Changing Hats: From Enterprise Security to Threat Intelligence as a Service

In the cybersecurity space, the role of an analyst varies widely. Two job listings for different companies with the exact same title, such as “security analyst,” might have completely different job functions or levels of responsibility. Some organizations have small security teams with analysts managing a broad scope of information security functions with help from third-party security vendors, while others are structured to have more specialized analysts focused on deep-diving into one facet of cybersecurity, such as vulnerability management or threat intelligence.

The contrast I want to focus on, and one I have personally experienced, revolves around the question, “Who are you protecting?” As a technical threat analyst at Recorded Future, I am focused on providing threat research for customers from a vast set of industries and geographies. Contrarily, my previous role as a security analyst at a financial services company revolved around protecting one company within the financial services industry. Reflecting on my two years on an internal security team and one year in threat intelligence as a service, I will reflect on the advantages and challenges each role brings, as well as why they can be stronger together.

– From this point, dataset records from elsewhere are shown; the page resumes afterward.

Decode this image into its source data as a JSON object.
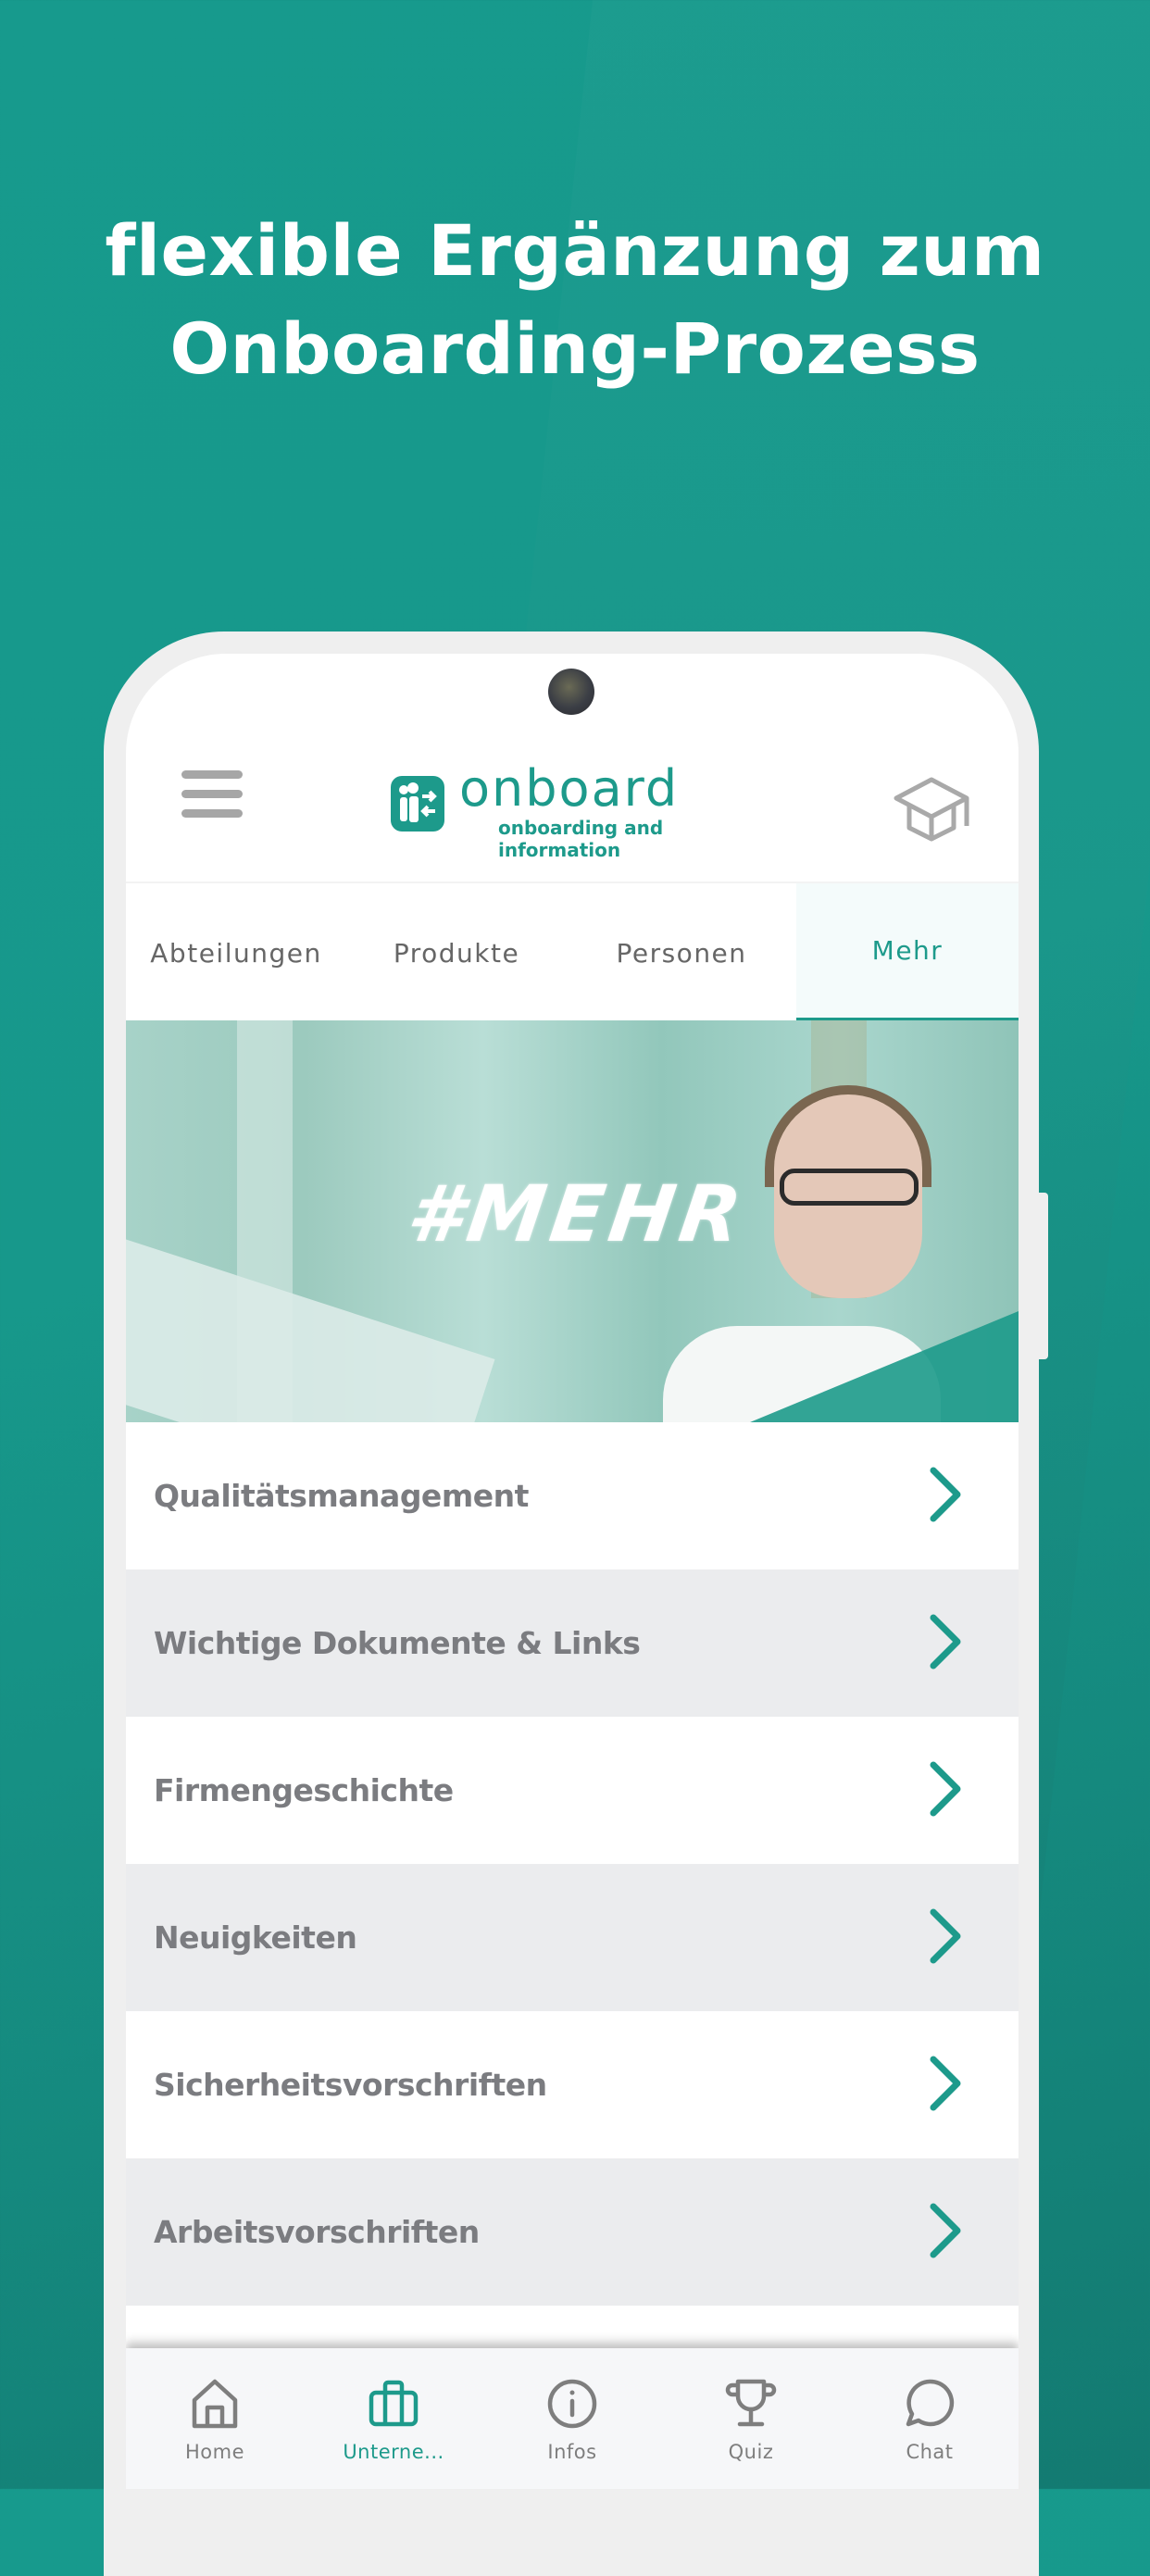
{
  "headline": {
    "line1": "flexible Ergänzung zum",
    "line2": "Onboarding-Prozess"
  },
  "app": {
    "logo_word": "onboard",
    "logo_tagline": "onboarding and information",
    "menu_icon": "hamburger-icon",
    "right_icon": "graduation-cap-icon"
  },
  "tabs": [
    {
      "label": "Abteilungen",
      "active": false
    },
    {
      "label": "Produkte",
      "active": false
    },
    {
      "label": "Personen",
      "active": false
    },
    {
      "label": "Mehr",
      "active": true
    }
  ],
  "banner": {
    "text": "#MEHR"
  },
  "list": [
    {
      "label": "Qualitätsmanagement"
    },
    {
      "label": "Wichtige Dokumente & Links"
    },
    {
      "label": "Firmengeschichte"
    },
    {
      "label": "Neuigkeiten"
    },
    {
      "label": "Sicherheitsvorschriften"
    },
    {
      "label": "Arbeitsvorschriften"
    }
  ],
  "bottom_nav": [
    {
      "label": "Home",
      "icon": "home-icon",
      "active": false
    },
    {
      "label": "Unterne...",
      "icon": "briefcase-icon",
      "active": true
    },
    {
      "label": "Infos",
      "icon": "info-icon",
      "active": false
    },
    {
      "label": "Quiz",
      "icon": "trophy-icon",
      "active": false
    },
    {
      "label": "Chat",
      "icon": "chat-icon",
      "active": false
    }
  ],
  "colors": {
    "background": "#179a8d",
    "accent": "#1d9a8b",
    "text_gray": "#7b7c80",
    "icon_gray": "#7e7e7e",
    "list_alt_bg": "#ebecee"
  }
}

Wearing Many Hats (Defending an Enterprise)

My first job after graduating with a degree in computer science was as a security analyst within an investment management company’s IT department. My responsibilities touched on a few different aspects of information security, but my frame of reference hinged on threats relevant to the financial services industry and the nuances of that company. I supported compliance controls by monitoring for suspicious activity on critical databases and responded to audit requests. I maintained metrics around the organization’s risk exposure and provided security awareness training for new employees. And if any of our systems alerted on a possible intrusion on our network, I dropped all of this to investigate the incident. I’m sure this sounds familiar to many security analysts with smaller, less specialized teams.

This many-sided role allowed me to see how all of the moving parts of an organization’s cybersecurity program fit together. I became familiar with many security technologies and learned how to communicate about security to different audiences. However, it also limited the time I had left to invest in research and threat intelligence. For me, in our relatively young security program, this did not go much further than finding indicators of compromise (IOCs) to integrate into our automated intrusion detection systems. It was a work in progress and a small part of my day-to-day, but it was also a good starting point, just as my other responsibilities were the starting point for my transition to a threat intelligence-focused role.

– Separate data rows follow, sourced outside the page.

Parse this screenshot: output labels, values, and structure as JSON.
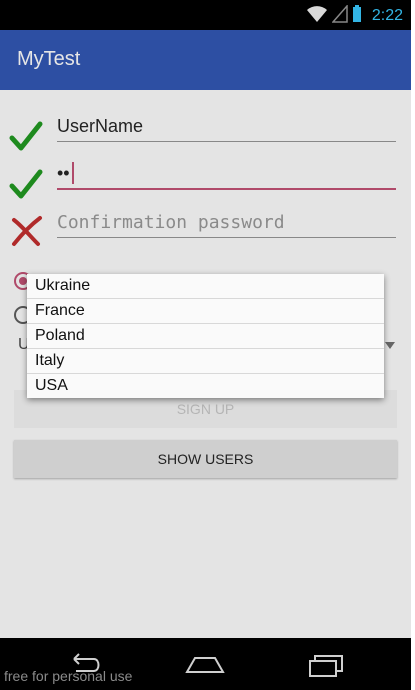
{
  "status_bar": {
    "time": "2:22"
  },
  "app_bar": {
    "title": "MyTest"
  },
  "form": {
    "username": {
      "value": "UserName"
    },
    "password": {
      "value": "••"
    },
    "confirm_password": {
      "placeholder": "Confirmation password"
    },
    "spinner": {
      "selected_initial": "U"
    }
  },
  "dropdown": {
    "options": [
      "Ukraine",
      "France",
      "Poland",
      "Italy",
      "USA"
    ]
  },
  "buttons": {
    "sign_up": "SIGN UP",
    "show_users": "SHOW USERS"
  },
  "watermark": "free for personal use",
  "colors": {
    "app_bar": "#2d4fa3",
    "status_accent": "#33b5e5",
    "focus": "#b04a6a",
    "check": "#1e8a1e",
    "cross": "#b02a2a"
  }
}
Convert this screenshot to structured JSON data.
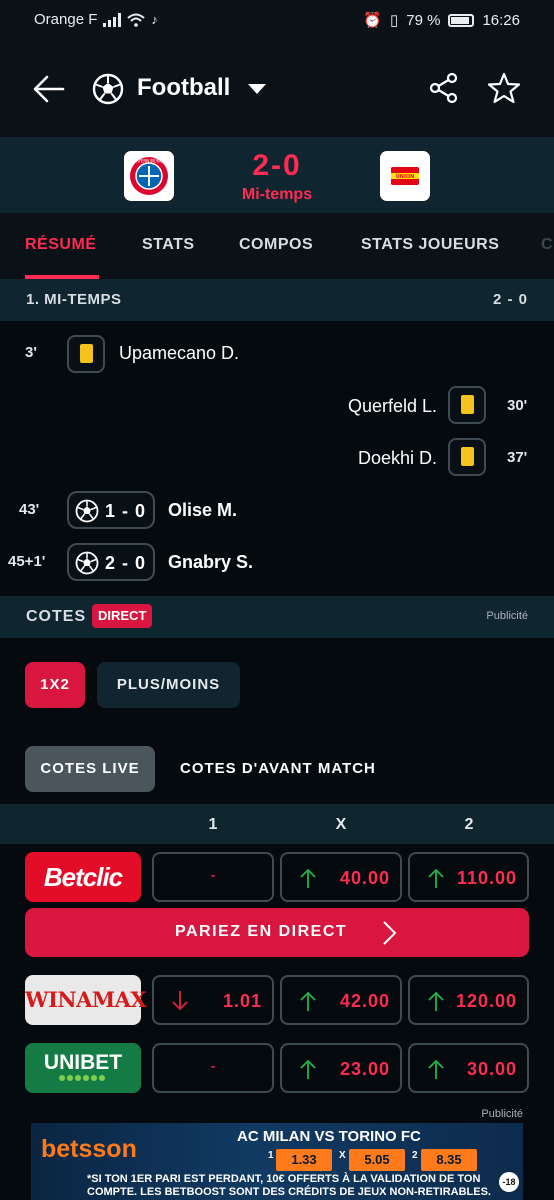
{
  "status_bar": {
    "carrier": "Orange F",
    "battery": "79 %",
    "time": "16:26"
  },
  "header": {
    "title": "Football"
  },
  "match": {
    "home_team_logo": "FC BAYERN MÜNCHEN",
    "away_team_logo": "UNION",
    "score": "2-0",
    "period": "Mi-temps"
  },
  "tabs": [
    "RÉSUMÉ",
    "STATS",
    "COMPOS",
    "STATS JOUEURS",
    "C"
  ],
  "active_tab": 0,
  "section": {
    "label": "1. MI-TEMPS",
    "score": "2 - 0"
  },
  "events": [
    {
      "minute": "3'",
      "type": "yellow-card",
      "side": "home",
      "player": "Upamecano D."
    },
    {
      "minute": "30'",
      "type": "yellow-card",
      "side": "away",
      "player": "Querfeld L."
    },
    {
      "minute": "37'",
      "type": "yellow-card",
      "side": "away",
      "player": "Doekhi D."
    },
    {
      "minute": "43'",
      "type": "goal",
      "side": "home",
      "score": "1 - 0",
      "player": "Olise M."
    },
    {
      "minute": "45+1'",
      "type": "goal",
      "side": "home",
      "score": "2 - 0",
      "player": "Gnabry S."
    }
  ],
  "cotes": {
    "label": "COTES",
    "badge": "DIRECT",
    "pub": "Publicité",
    "market_tabs": [
      "1X2",
      "PLUS/MOINS"
    ],
    "type_tabs": [
      "COTES LIVE",
      "COTES D'AVANT MATCH"
    ],
    "columns": [
      "1",
      "X",
      "2"
    ],
    "bookmakers": [
      {
        "name": "Betclic",
        "odds": [
          {
            "value": "-",
            "trend": "none"
          },
          {
            "value": "40.00",
            "trend": "up"
          },
          {
            "value": "110.00",
            "trend": "up"
          }
        ]
      },
      {
        "name": "WINAMAX",
        "odds": [
          {
            "value": "1.01",
            "trend": "down"
          },
          {
            "value": "42.00",
            "trend": "up"
          },
          {
            "value": "120.00",
            "trend": "up"
          }
        ]
      },
      {
        "name": "UNIBET",
        "odds": [
          {
            "value": "-",
            "trend": "none"
          },
          {
            "value": "23.00",
            "trend": "up"
          },
          {
            "value": "30.00",
            "trend": "up"
          }
        ]
      }
    ],
    "cta": "PARIEZ EN DIRECT"
  },
  "ad": {
    "pub": "Publicité",
    "brand": "betsson",
    "match": "AC MILAN VS TORINO FC",
    "odds": [
      {
        "label": "1",
        "value": "1.33"
      },
      {
        "label": "X",
        "value": "5.05"
      },
      {
        "label": "2",
        "value": "8.35"
      }
    ],
    "disclaimer": "*SI TON 1ER PARI EST PERDANT, 10€ OFFERTS À LA VALIDATION DE TON COMPTE. LES BETBOOST SONT DES CRÉDITS DE JEUX NON-RETIRABLES.",
    "age": "-18"
  },
  "colors": {
    "accent": "#ff2b52",
    "background": "#050a0e",
    "band": "#0f2530",
    "yellow_card": "#f6c21c",
    "up": "#22b24c",
    "down": "#e0223f"
  }
}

Wear the Hat That Fits (Threat Intelligence as a Service)

While threat intelligence was not a big part of my first job, my technical background and incident response experience were well-suited to the technical threat analyst role in Insikt Group, Recorded Future’s threat research component. The investigative nature of my past role is particularly applicable, as my main focus now is surfacing actionable threat leads, such as new malware variants or campaigns, and efficiently communicating my findings to our customers. I utilize our software and data heavily to perform and summarize research I probably wouldn’t have had time to do in my previous role.

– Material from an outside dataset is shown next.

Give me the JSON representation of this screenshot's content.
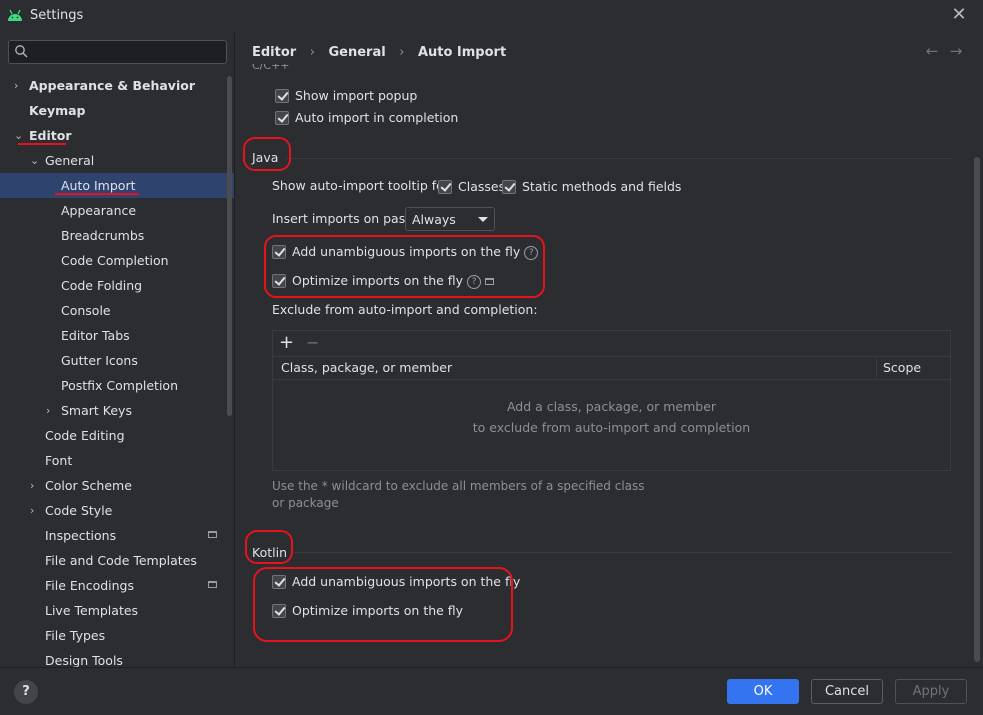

While my job functions have become more focused on research and reporting, the scope of relevant information has increased tenfold. Our customers are spread across many industries and countries, so it is necessary to operate with a more worldly view and learn about the attack vectors that impact different types of organizations.

Hat in Hand

While there are many qualities that distinguish the above roles from each other, I believe that these distinctions also leave room for the analysts in these roles and their organizations to help each other. I use my experience as a security analyst at an investment management firm to analyze threats that may impact organizations in the financial services industry, and feedback from organizations in this industry and in others helps me understand their pain points and how I can enable them to better defend themselves.

In turn, as an analyst for a threat intelligence service provider, I can do deep-dive research and analysis on emerging threats and then present that analysis in a way that is easy for our customers to consume, whether it is a detailed blog post or a brief analyst note, so they can make the best decision for their organizations’ security going forward.

Diana Granger

Diana Granger is a technical threat analyst with the Insikt Group at Recorded Future.